Building a Penguin Prediction Web Application using Streamlit
Importing Libraries and Writing Header
----------------------------------------
The first step in building our penguin prediction web application is to import the necessary libraries. We will use Streamlit for building the web application, pandas for data manipulation, and scikit-learn for machine learning. In addition, we will also import matplotlib for displaying plots.
After importing the libraries, we write the header of the web application. This includes writing the title of the application, a brief description of what the application does, and some metadata about the author and date of creation.
Sidebar Header and CSV File Link
------------------------------------
Next, we write the header of the sidebar along with a link to an example CSV file. In this case, we are using the penguins dataset from UCI Machine Learning Repository.
The Upload Functionality
-------------------------
After writing the headers, we move on to implementing the upload functionality. We create a slider bar that allows users to input their own features for the penguin data. This feature will be used in addition to the existing penguin dataset.
If there is an uploaded file, we display its contents in the user interface. If not, we use the slider bar as the input feature. This ensures that the application can work with both uploaded files and manual inputs.
Conditional Logic for Input Features
-----------------------------------------
In this section, we implement conditional logic to handle different scenarios regarding the input features. We check if there is an uploaded file or not, and based on the result, we use either the slider bar input or the uploaded file's contents as the input feature.
Reading in Data from CSV File
------------------------------
Next, we read in the data from the penguins underscore cleaned dot CSV file. This dataset contains various features such as body mass, bill length, and sex of the penguin.
We then drop the ax species column because we want to predict this column. We combine the input underscore DF with the entire dataset of penguins.
Encoding Code
----------------
The encoding code that we are using expects multiple values in a particular column. For example, the island variable has three possibilities: Biscoe, Adelie, and Gentoo. Similarly, the sex column has two possibilities: male and female.
However, when we use the input feature from one penguin sample, it only knows of one possibility. Therefore, we need to integrate this input feature on top of the existing penguin dataset. This means that instead of having 333 rows in the original dataset, we now have three times as many rows because we are adding a new column for the input feature.
Performing Encoding
--------------------
We perform encoding on the input features by combining them with the existing dataset. We use the pandas encode function to achieve this.

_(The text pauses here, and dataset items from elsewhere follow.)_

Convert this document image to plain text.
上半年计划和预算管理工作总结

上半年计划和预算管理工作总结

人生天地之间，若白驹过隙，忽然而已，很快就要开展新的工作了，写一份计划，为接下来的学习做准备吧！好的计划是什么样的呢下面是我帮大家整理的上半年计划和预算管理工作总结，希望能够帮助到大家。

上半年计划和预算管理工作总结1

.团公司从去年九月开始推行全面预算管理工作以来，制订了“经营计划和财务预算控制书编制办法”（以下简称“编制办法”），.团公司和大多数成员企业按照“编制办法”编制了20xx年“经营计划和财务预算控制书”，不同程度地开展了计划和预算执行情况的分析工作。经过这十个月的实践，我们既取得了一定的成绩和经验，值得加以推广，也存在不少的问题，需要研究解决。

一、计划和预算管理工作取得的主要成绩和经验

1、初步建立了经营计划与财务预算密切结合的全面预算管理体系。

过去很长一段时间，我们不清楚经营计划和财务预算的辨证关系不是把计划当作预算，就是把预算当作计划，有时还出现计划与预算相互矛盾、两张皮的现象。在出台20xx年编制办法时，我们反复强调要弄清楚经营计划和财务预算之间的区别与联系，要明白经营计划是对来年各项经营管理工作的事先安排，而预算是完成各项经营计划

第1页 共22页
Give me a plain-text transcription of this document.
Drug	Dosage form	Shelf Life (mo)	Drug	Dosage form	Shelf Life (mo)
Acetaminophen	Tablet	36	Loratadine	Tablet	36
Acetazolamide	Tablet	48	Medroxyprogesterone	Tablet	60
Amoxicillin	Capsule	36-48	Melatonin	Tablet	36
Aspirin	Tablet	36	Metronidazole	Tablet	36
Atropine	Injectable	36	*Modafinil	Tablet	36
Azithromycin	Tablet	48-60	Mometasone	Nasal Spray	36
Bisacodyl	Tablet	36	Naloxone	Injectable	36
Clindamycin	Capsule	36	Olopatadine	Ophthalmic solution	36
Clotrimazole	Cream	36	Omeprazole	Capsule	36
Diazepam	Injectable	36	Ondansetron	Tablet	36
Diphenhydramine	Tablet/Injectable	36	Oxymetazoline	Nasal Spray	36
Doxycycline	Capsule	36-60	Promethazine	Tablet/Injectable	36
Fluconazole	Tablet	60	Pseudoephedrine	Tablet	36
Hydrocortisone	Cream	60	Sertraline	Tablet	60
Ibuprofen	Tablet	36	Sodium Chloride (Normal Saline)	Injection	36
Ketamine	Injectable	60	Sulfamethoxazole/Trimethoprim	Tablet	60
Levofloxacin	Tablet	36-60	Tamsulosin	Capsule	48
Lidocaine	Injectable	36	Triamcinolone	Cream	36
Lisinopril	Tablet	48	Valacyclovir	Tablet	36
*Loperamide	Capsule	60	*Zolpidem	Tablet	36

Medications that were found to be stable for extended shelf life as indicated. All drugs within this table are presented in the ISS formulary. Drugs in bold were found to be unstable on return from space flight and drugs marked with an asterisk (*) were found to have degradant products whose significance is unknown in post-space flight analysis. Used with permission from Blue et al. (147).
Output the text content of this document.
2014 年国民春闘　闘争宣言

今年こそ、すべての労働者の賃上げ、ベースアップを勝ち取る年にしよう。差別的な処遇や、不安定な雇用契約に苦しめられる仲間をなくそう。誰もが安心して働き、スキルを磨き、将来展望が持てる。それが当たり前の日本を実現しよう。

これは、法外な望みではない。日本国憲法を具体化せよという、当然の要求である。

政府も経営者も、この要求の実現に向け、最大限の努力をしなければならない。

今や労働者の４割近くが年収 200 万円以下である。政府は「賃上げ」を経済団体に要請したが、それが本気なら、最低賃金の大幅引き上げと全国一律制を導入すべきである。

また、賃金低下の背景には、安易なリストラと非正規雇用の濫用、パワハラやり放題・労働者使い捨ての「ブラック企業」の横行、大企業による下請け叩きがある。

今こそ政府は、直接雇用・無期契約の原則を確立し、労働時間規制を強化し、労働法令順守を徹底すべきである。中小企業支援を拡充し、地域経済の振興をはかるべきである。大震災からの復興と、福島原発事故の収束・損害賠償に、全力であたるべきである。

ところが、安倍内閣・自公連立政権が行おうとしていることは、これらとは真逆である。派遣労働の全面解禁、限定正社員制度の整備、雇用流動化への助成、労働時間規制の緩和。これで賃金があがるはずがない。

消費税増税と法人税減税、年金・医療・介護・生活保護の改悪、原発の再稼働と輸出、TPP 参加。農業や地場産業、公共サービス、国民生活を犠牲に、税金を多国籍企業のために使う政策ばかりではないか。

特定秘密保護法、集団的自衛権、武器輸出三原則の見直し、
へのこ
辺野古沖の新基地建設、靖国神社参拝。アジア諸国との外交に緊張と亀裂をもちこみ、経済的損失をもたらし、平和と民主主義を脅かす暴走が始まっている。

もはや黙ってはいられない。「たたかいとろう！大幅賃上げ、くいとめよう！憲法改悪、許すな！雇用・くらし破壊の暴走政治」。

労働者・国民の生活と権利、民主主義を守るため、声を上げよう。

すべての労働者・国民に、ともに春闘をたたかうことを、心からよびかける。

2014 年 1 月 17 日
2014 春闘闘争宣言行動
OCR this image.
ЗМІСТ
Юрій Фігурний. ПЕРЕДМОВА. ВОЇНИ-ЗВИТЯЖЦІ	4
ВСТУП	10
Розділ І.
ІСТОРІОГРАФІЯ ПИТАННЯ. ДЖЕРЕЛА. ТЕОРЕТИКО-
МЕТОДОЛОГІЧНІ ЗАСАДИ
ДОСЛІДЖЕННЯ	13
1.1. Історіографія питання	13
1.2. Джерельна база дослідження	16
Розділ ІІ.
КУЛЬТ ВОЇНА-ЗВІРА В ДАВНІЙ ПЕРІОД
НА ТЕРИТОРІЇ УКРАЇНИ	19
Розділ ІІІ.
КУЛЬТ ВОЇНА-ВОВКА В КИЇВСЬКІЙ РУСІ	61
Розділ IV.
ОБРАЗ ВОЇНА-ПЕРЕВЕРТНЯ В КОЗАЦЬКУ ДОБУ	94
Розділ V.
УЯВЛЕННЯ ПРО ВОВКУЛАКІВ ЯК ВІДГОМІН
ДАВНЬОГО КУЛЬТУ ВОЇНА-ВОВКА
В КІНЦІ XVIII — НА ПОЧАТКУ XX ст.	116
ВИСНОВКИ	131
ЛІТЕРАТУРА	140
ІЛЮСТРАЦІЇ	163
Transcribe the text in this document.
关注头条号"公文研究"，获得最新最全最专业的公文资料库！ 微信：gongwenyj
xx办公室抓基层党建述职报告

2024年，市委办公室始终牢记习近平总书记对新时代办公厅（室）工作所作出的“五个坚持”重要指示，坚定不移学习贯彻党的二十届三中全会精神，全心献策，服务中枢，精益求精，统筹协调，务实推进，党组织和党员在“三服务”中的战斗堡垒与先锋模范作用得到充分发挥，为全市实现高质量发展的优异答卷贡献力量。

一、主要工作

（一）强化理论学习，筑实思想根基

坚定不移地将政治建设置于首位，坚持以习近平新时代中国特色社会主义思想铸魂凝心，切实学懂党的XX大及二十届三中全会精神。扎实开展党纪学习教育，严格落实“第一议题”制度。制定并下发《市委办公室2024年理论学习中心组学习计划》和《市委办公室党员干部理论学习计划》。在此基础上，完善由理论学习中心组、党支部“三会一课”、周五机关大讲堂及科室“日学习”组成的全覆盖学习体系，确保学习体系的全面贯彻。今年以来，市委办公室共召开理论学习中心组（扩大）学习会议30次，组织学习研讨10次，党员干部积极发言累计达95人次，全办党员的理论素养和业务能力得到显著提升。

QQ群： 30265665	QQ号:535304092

Displaying User Input in Streamlit Interface
----------------------------------------------
Next, we display the user's input in the streamlit interface using a conditional statement. If there is an uploaded file, we write out its contents. Otherwise, we display the slider bar's input. We also include a text that informs the user that they need to upload a CSV file.
Classification Model Part
---------------------------
In this final section of our application, we implement the classification model using a saved file called penguin CLF.pkl. This file was created in a previous tutorial on building a gradient forest model for an iris dataset.
We read in the saved file and assign it to a variable called load COF. We then create a prediction variable and use the load COF object's predict function to get the predicted value. The input argument is DF, which corresponds to either the uploaded file or the slider bar input.
Writing Predicted Value and Probability
-----------------------------------------
Finally, we write out the predicted value of the penguin in the streamlit interface. We also display the prediction probability using the pandas DataFrame format.